Line : C’est aussi comme ça qu’on le conçoit, c’est pas grave.
Mais du coup il y a peut-être une partie de ce que vous voulez faire passer qui ne passe pas ?
Santa : Je pense que les paroles précisent simplement l’émotion qu’on veut donner. Nous aussi, on conçoit le chant comme un instrument, c’est pour ça qu’on ne se voit pas chanter en français. S’il y avait une compréhension directe de l’auditoire, je pense qu’il manquerait le recul nécessaire. On privilégierait plus le sens des mots que l’émotion que l’on veut faire passer. J’aime bien l’idée justement qu’on ne comprenne pas directement tout (même si on a fait l’effort que nos paroles soient très bien prononcées et compréhensibles), mais qu’il y ait toujours ce petit recul pour laisser la langue s’exprimer et les personnages vivre.
Votre premier album, Times, est sorti il y a quelques semaines. Est-ce que vous pouvez me dire quelques mots sur l’enregistrement ?
Santa : On l’a enregistré à ICP à Bruxelles, c’était super. On y est retournés, d’ailleurs.
Line : Oui, on adore ce studio.
Santa : Et on adore la Belgique aussi, c’était notre première rencontre avec les Belges. Et surtout, ça nous a donné envie de devenir aussi des musiciens de studio. On vient de la scène, on en a toujours fait beaucoup. Depuis le lycée, on a eu la chance de faire plus de 200 dates à travers toute la France et, du coup, le studio c’était un challenge pour nous. L’album est le fruit de cette année de recherche, de composition à 4. L’important est surtout d’être devenus des producteurs et d’être libres de ce que l’on veut produire.
Vous avez effectivement beaucoup tourné, en faisant plus de 200 concerts. Ça vous plait la scène j’imagine ?
Line : On vient de là, on a appris avec ça surtout, et on ne pourrait pas imaginer ne pas tourner.
Santa : C’est surtout, selon nous, la manière la plus directe de parler aux gens, de vivre nos mots et notre musique de manière instinctive et de manière encore plus sincère.
D’où vient le nom Hyphen Hyphen ?
Santa : Cela veut dire le « trait d’union » en anglais, l’envie d’unir les gens.

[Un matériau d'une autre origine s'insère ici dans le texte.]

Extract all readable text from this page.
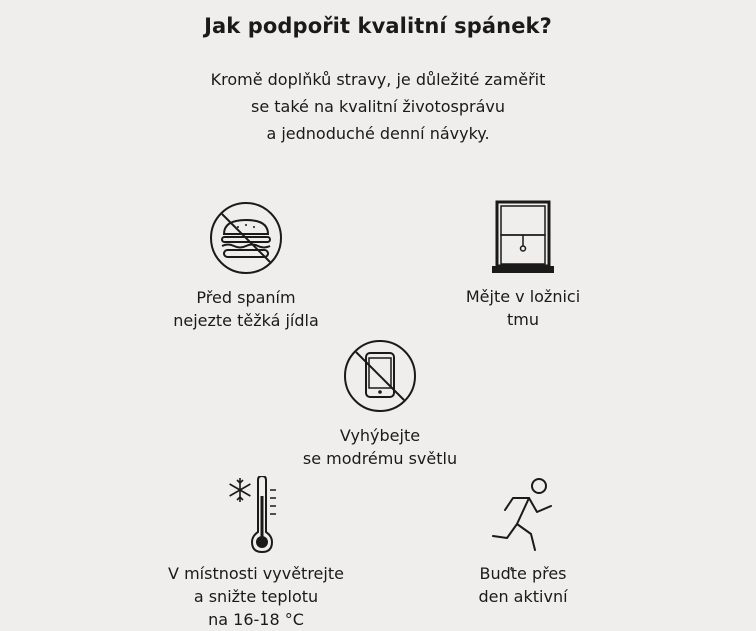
Jak podpořit kvalitní spánek?
Kromě doplňků stravy, je důležité zaměřit
se také na kvalitní životosprávu
a jednoduché denní návyky.
Před spaním
nejezte těžká jídla
Mějte v ložnici
tmu
Vyhýbejte
se modrému světlu
V místnosti vyvětrejte
a snižte teplotu
na 16-18 °C
Buďte přes
den aktivní
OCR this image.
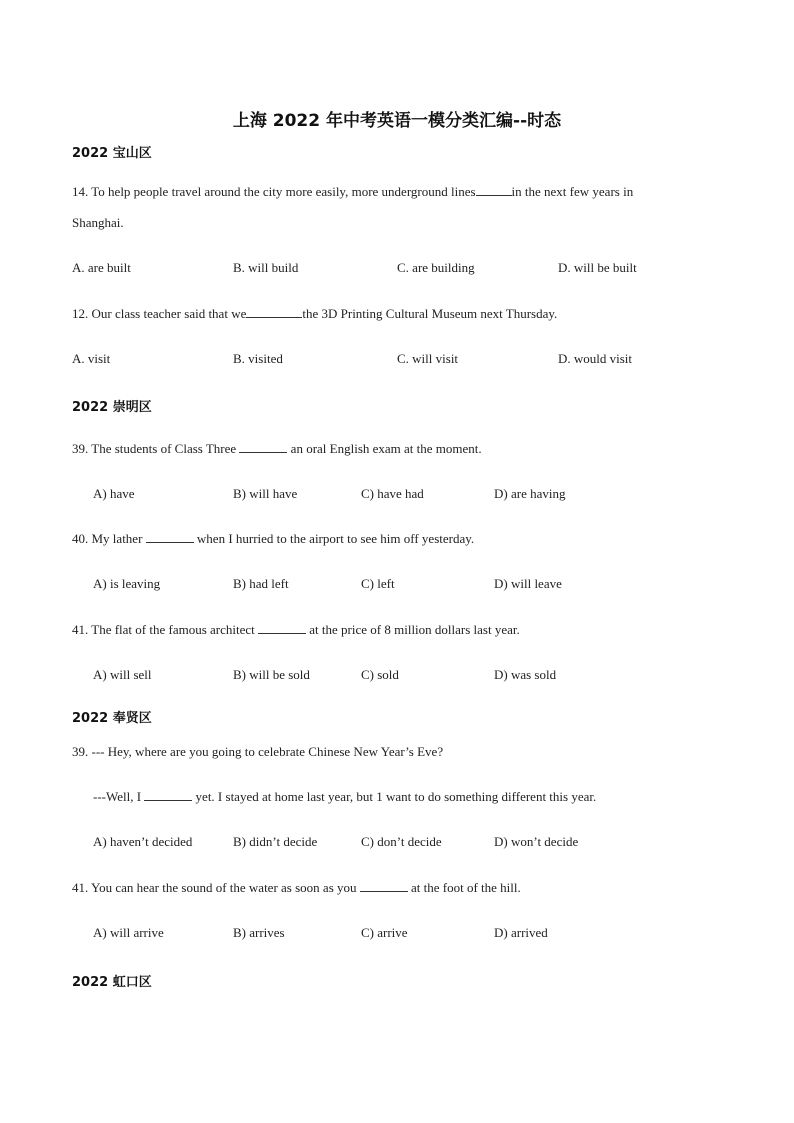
上海 2022 年中考英语一模分类汇编--时态
2022 宝山区
14. To help people travel around the city more easily, more underground lines	in the next few years in
Shanghai.
A. are built	B. will build	C. are building	D. will be built
12. Our class teacher said that we	the 3D Printing Cultural Museum next Thursday.
A. visit	B. visited	C. will visit	D. would visit
2022 崇明区
39. The students of Class Three	an oral English exam at the moment.
A) have	B) will have	C) have had	D) are having
40. My lather	when I hurried to the airport to see him off yesterday.
A) is leaving	B) had left	C) left	D) will leave
41. The flat of the famous architect	at the price of 8 million dollars last year.
A) will sell	B) will be sold	C) sold	D) was sold
2022 奉贤区
39. --- Hey, where are you going to celebrate Chinese New Year’s Eve?
---Well, I	yet. I stayed at home last year, but 1 want to do something different this year.
A) haven’t decided	B) didn’t decide	C) don’t decide	D) won’t decide
41. You can hear the sound of the water as soon as you	at the foot of the hill.
A) will arrive	B) arrives	C) arrive	D) arrived
2022 虹口区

Et pourquoi pas juste Hyphen ?
Santa : Parce qu’on veut prendre plus de place sur les affiches (rires).
Y-a-t-il un musicien, un groupe avec qui vous aimeriez jouer ? Dans vos rêves les plus fous par exemple…
Line : Il ne faut pas prendre quelqu’un de trop fort, tu vois, parce qu’on serait hyper impressionnés, donc ça n’aurait pas d’intérêt. Peut-être Seinabo Sey. On aime bien son dernier album, elle chante très bien et on aimerait bien jouer avec elle.
Est-ce que vous avez un coup de cœur musical à partager.
Santa : Et bien Seinabo Sey justement
Line : On aime bien Movment aussi
Moi je suis de Lyon, je sais que vous y avez déjà joué, mais est-ce que vous connaissez ?
Line : Oui, mes grands-parents habitent à Lyon. Et on a fait les Nuits Sonores au Transbo, on en a un super souvenir, on s’est éclatés, on aime beaucoup cette ville.
Un endroit à conseiller à Lyon alors ?
Line : On avait joué aussi au Ninkasi, c’était super. La salle était cool, c’était punk comme truc (rires).
Santa : Très bon burger, très bonne brasserie.
Line : Oui, les bières sont super bonnes.
Santa : Sinon, nous n’avons pas beaucoup visité… Ah si ! La magnifique place, avec une grande statue…
La place Bellecour ?
Santa : Oui, c’est ça. On conseille cet endroit (rires)
Et à Nice, vous conseillerez quoi comme lieu ? Un bar, un quartier…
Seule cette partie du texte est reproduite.